My job included an array of duties: Ringing up customers, boxing cakes, answering phone calls, keeping surfaces clean, washing trays (where customers put their selections), sweeping, mopping, daily inventory, and taking orders of custom-made cakes.
The bakery had around 20 types of buns (breads with sweet or savory fillings) and 30 types of cakes, pastries, and tarts. Back in the 1990s, all prices had to to be rung up by hand, there was no computer to help. The quick turnover of items also made putting price tags on them impractical. It was a cashier's job to be familiar with all the prices and basic ingredients.
I started my job in the evening of a school night. My manager wanted me to start on a slower night so I would not get flustered. I was, however, still a little bit overwhelmed. Operating the register was pretty straightforward, I was able to pick that up quickly. The difficult part was differentiating all those buns/cakes and recalling their prices, especially under pressure. I soon realized that without knowing the products and prices by heart, I would be constantly dependent on my co-workers to back me up.
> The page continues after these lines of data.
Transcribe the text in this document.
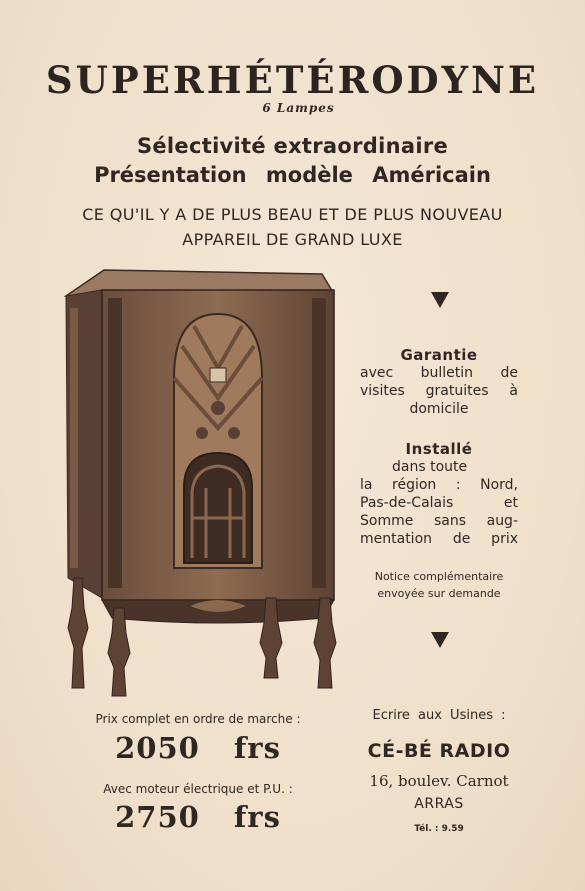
SUPERHÉTÉRODYNE
6 Lampes
Sélectivité extraordinaire
Présentation modèle Américain
CE QU'IL Y A DE PLUS BEAU ET DE PLUS NOUVEAU
APPAREIL DE GRAND LUXE
Garantie
avec bulletin de
visites gratuites à
domicile
Installé
dans toute
la région : Nord,
Pas-de-Calais et
Somme sans aug-
mentation de prix
Notice complémentaire
envoyée sur demande
Prix complet en ordre de marche :
2050 frs
Avec moteur électrique et P.U. :
2750 frs
Ecrire aux Usines :
CÉ-BÉ RADIO
16, boulev. Carnot
ARRAS
Tél. : 9.59
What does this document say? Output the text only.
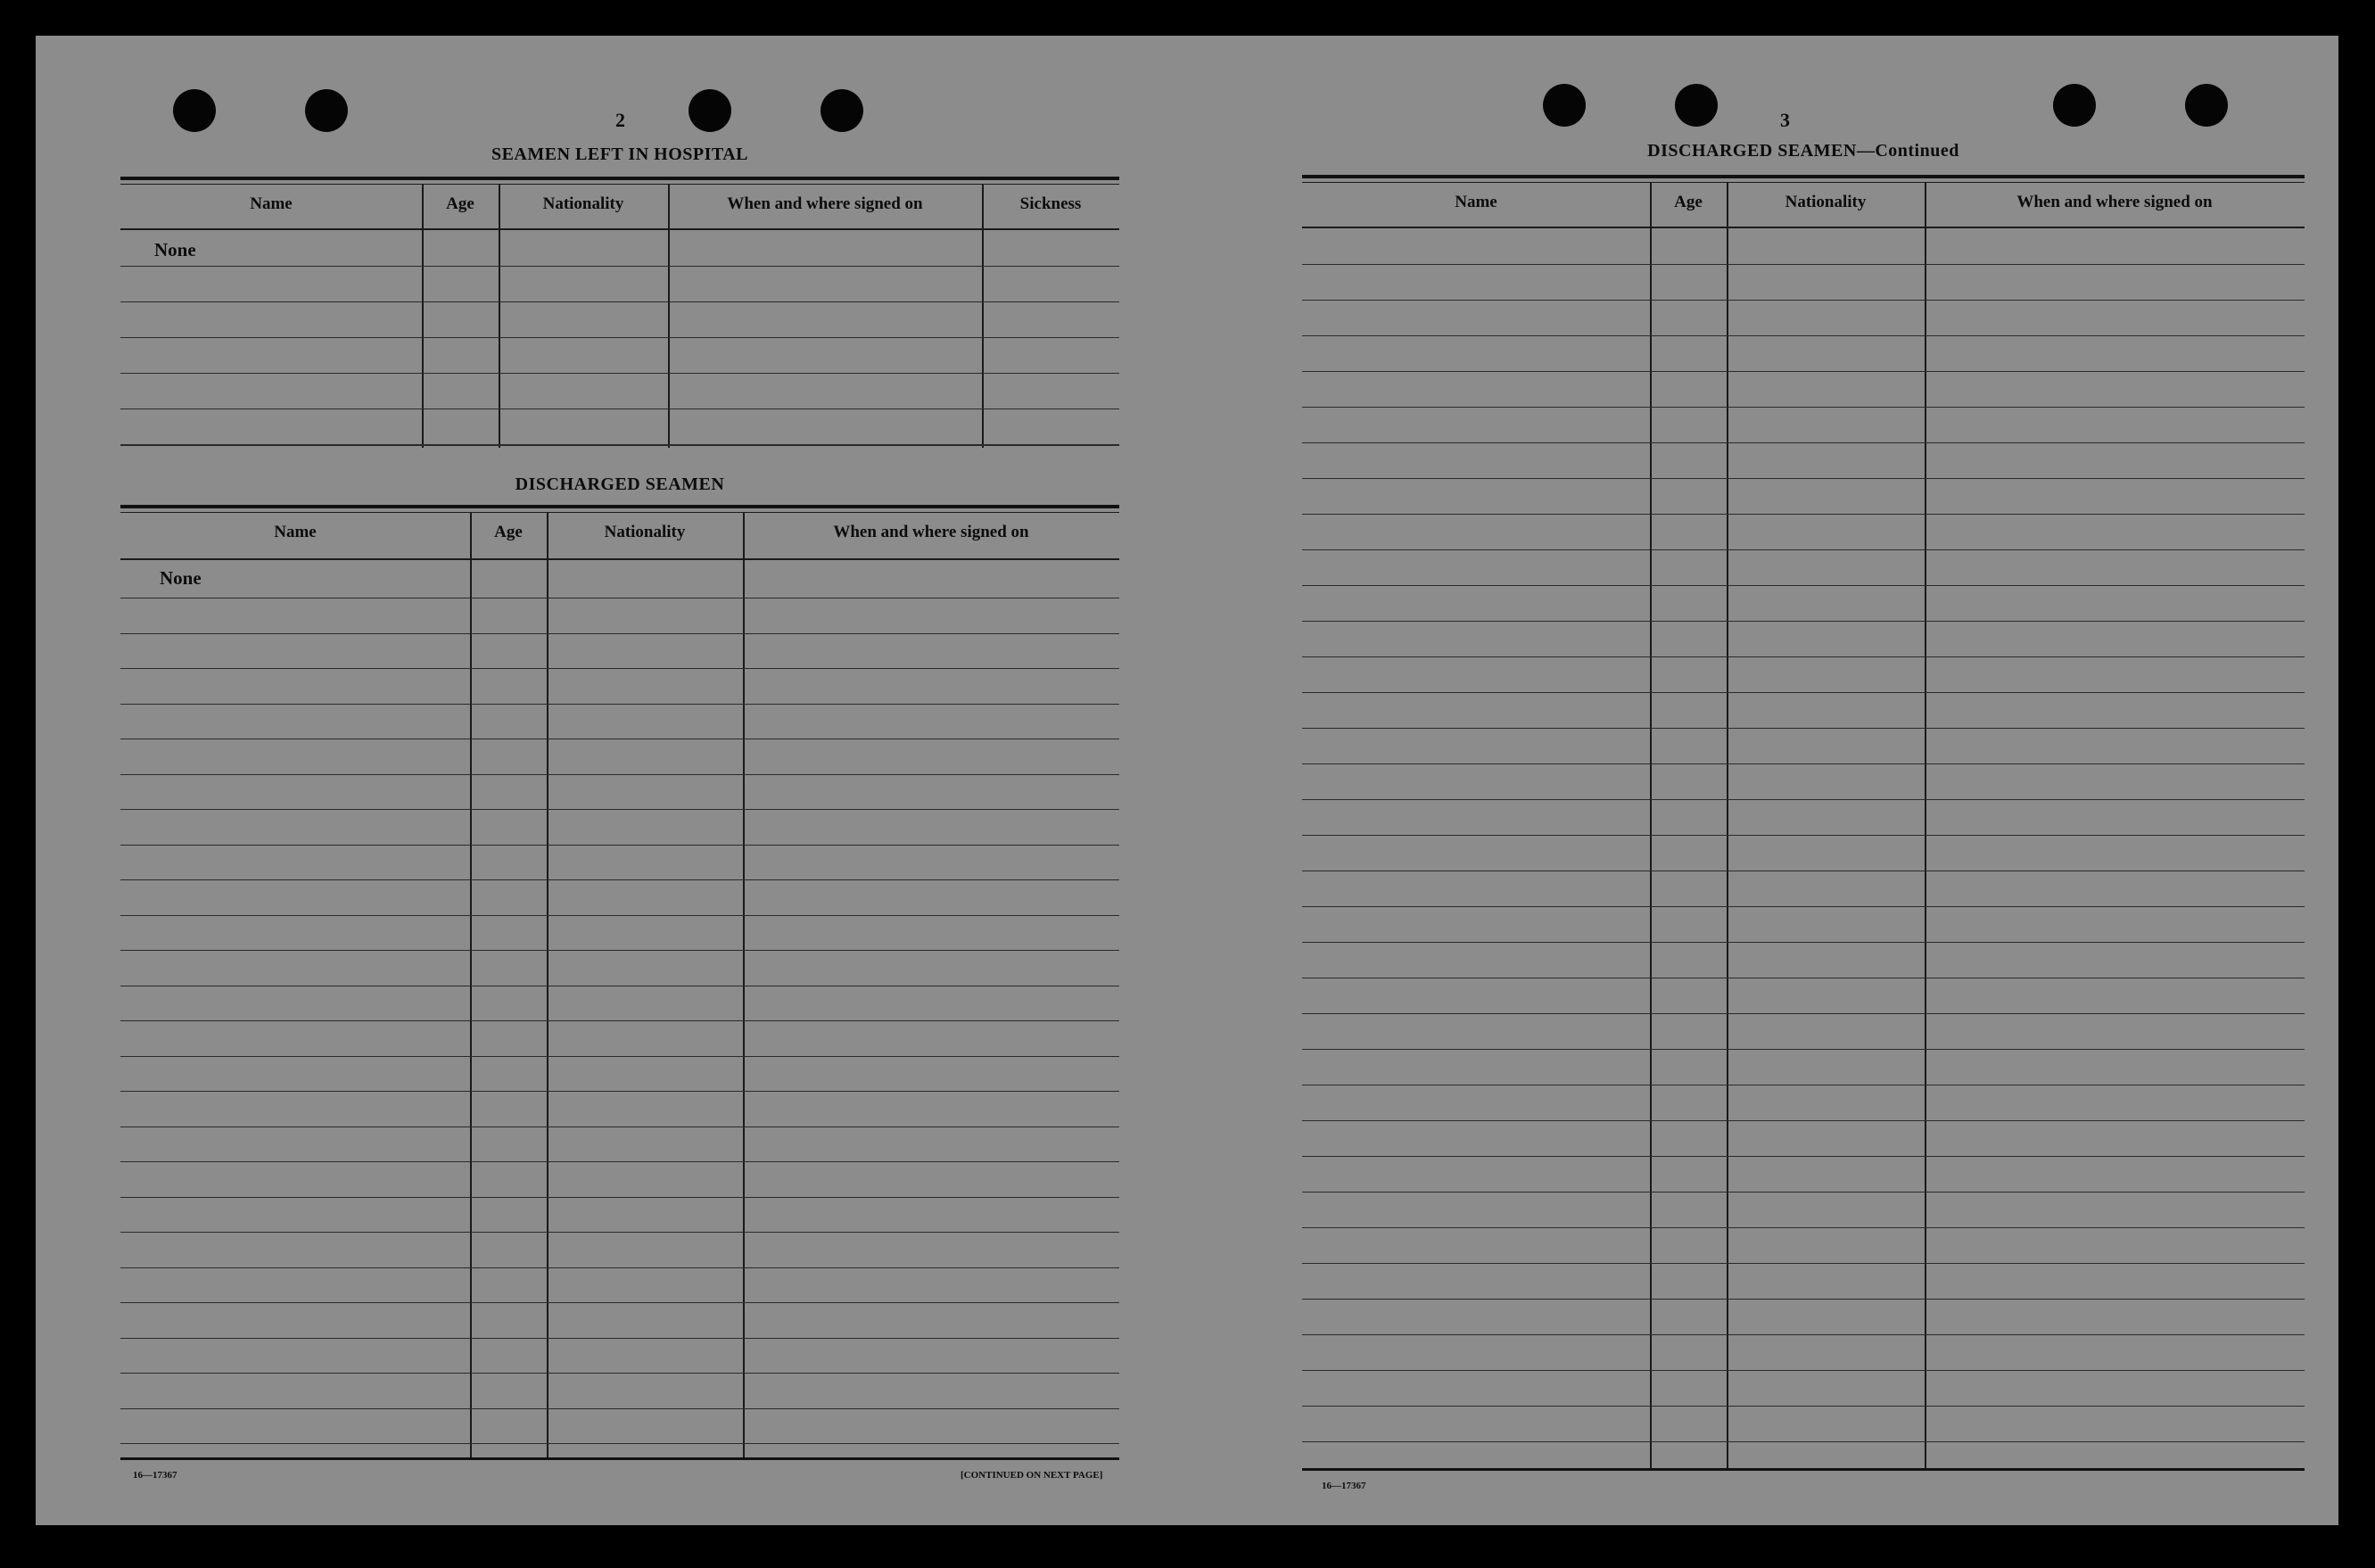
2
SEAMEN LEFT IN HOSPITAL
Name	Age	Nationality	When and where signed on	Sickness
None
DISCHARGED SEAMEN
Name	Age	Nationality	When and where signed on
None
16—17367	[CONTINUED ON NEXT PAGE]
3
DISCHARGED SEAMEN—Continued
Name	Age	Nationality	When and where signed on
16—17367
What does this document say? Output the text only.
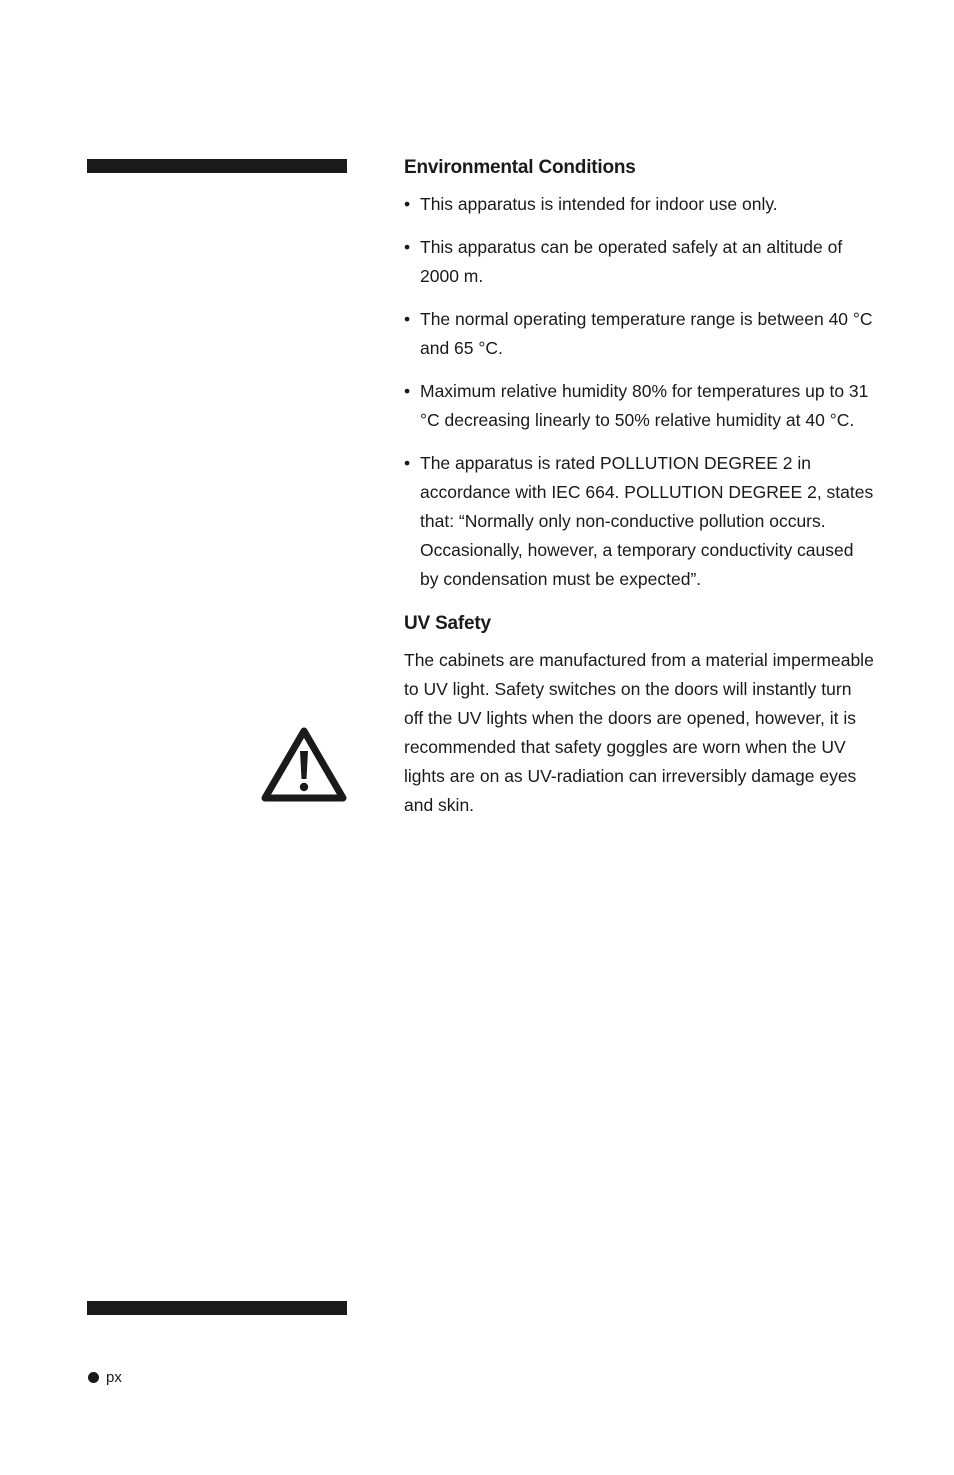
Environmental Conditions
• This apparatus is intended for indoor use only.
• This apparatus can be operated safely at an altitude of 2000 m.
• The normal operating temperature range is between 40 °C and 65 °C.
• Maximum relative humidity 80% for temperatures up to 31 °C decreasing linearly to 50% relative humidity at 40 °C.
• The apparatus is rated POLLUTION DEGREE 2 in accordance with IEC 664. POLLUTION DEGREE 2, states that: “Normally only non-conductive pollution occurs. Occasionally, however, a temporary conductivity caused by condensation must be expected”.
UV Safety

The cabinets are manufactured from a material impermeable to UV light. Safety switches on the doors will instantly turn off the UV lights when the doors are opened, however, it is recommended that safety goggles are worn when the UV lights are on as UV-radiation can irreversibly damage eyes and skin.

px
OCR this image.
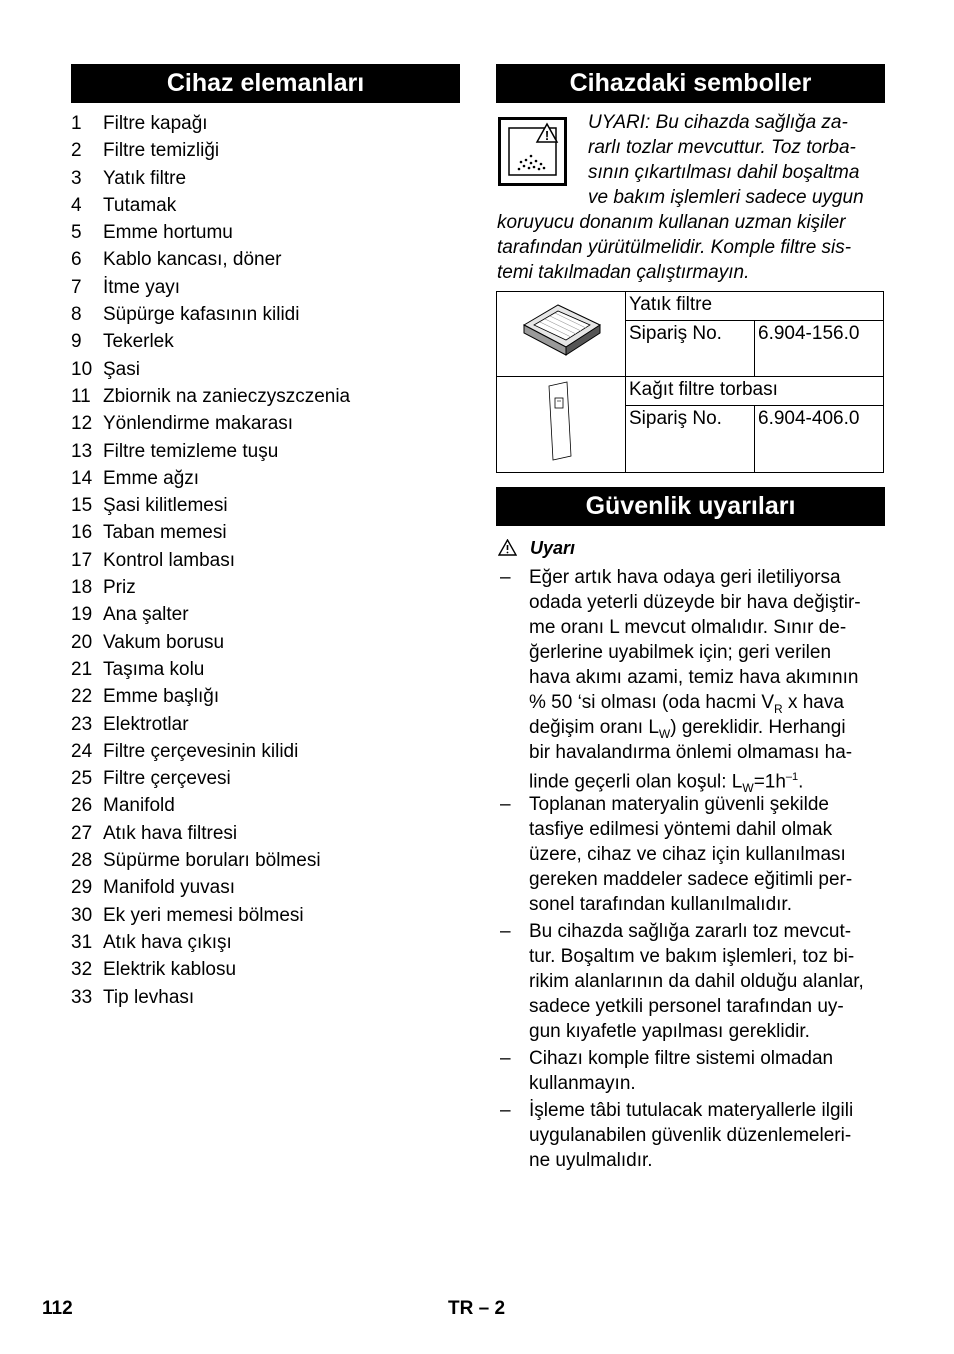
Cihaz elemanları	Cihazdaki semboller
1 Filtre kapağı
2 Filtre temizliği
3 Yatık filtre
4 Tutamak
5 Emme hortumu
6 Kablo kancası, döner
7 İtme yayı
8 Süpürge kafasının kilidi
9 Tekerlek
10 Şasi
11 Zbiornik na zanieczyszczenia
12 Yönlendirme makarası
13 Filtre temizleme tuşu
14 Emme ağzı
15 Şasi kilitlemesi
16 Taban memesi
17 Kontrol lambası
18 Priz
19 Ana şalter
20 Vakum borusu
21 Taşıma kolu
22 Emme başlığı
23 Elektrotlar
24 Filtre çerçevesinin kilidi
25 Filtre çerçevesi
26 Manifold
27 Atık hava filtresi
28 Süpürme boruları bölmesi
29 Manifold yuvası
30 Ek yeri memesi bölmesi
31 Atık hava çıkışı
32 Elektrik kablosu
33 Tip levhası
!
UYARI: Bu cihazda sağlığa za-
rarlı tozlar mevcuttur. Toz torba-
sının çıkartılması dahil boşaltma
ve bakım işlemleri sadece uygun
koruyucu donanım kullanan uzman kişiler
tarafından yürütülmelidir. Komple filtre sis-
temi takılmadan çalıştırmayın.
	Yatık filtre	
	Sipariş No.	6.904-156.0
	Kağıt filtre torbası	
	Sipariş No.	6.904-406.0
Güvenlik uyarıları
Uyarı
– Eğer artık hava odaya geri iletiliyorsa
odada yeterli düzeyde bir hava değiştir-
me oranı L mevcut olmalıdır. Sınır de-
ğerlerine uyabilmek için; geri verilen
hava akımı azami, temiz hava akımının
% 50 ‘si olması (oda hacmi $V_R$ x hava
değişim oranı $L_W$) gereklidir. Herhangi
bir havalandırma önlemi olmaması ha-
linde geçerli olan koşul: $L_W=1h^{-1}$.
– Toplanan materyalin güvenli şekilde
tasfiye edilmesi yöntemi dahil olmak
üzere, cihaz ve cihaz için kullanılması
gereken maddeler sadece eğitimli per-
sonel tarafından kullanılmalıdır.
– Bu cihazda sağlığa zararlı toz mevcut-
tur. Boşaltım ve bakım işlemleri, toz bi-
rikim alanlarının da dahil olduğu alanlar,
sadece yetkili personel tarafından uy-
gun kıyafetle yapılması gereklidir.
– Cihazı komple filtre sistemi olmadan
kullanmayın.
– İşleme tâbi tutulacak materyallerle ilgili
uygulanabilen güvenlik düzenlemeleri-
ne uyulmalıdır.
112	TR – 2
I didn't want to be the one who was slowing down the team, I wanted to be able to multitask, just like my coworkers.
Remembering what my parents told me, I decided diligence was what would get me through. At the end of my first week, I asked my manager for permission to bring a price sheet home. My manager said that I didn't have to do that, I wasn't going to get paid for it. I insisted and he finally gave in. I went home and made flash cards. I studied them, like I was studying for a test.
Within a few weeks, I was ready. I was no longer nervous behind the cash register. This freed up my mind. I no longer needed to physically wave a bun in the air in mid-transaction to ask for prices. I could ring up orders, package items, while answering a phone call, and still managed to smile at my customer all at the same time.
All my co-workers were more sociable than I was. I did what my mom told me, I did a lot, but I spoke very little. I was always polite to my customers, but I did not know how to hold a conversation. It didn't take me long to realize that our service was just important was our products.
I thought it was neat how my coworkers handled customers, especially the frequent visitors, who often liked to chit chat. Whenever it was slower, I would secretly observe them. While wiping down displays, I would eavesdrop on their conversations with these customers. I wanted to know how they made customers laugh and felt so happy about patronizing our store. I was intrigued.
I wanted to be more like them, just so that I could be a better employee. Surely the store owner would want his customers happy. I copied my co-workers, without letting them know. I practiced what they said, their tones, and their gestures in my mind, just so I could use them when an opportunity came. It was no small task. If I were to copy something "Jill" said, I would have to make sure "Jill" wasn't there when I repeated it. Having studied from 5 or 6 co-workers, it was a lot of work to keep track, but I enjoyed it. I was part of a team.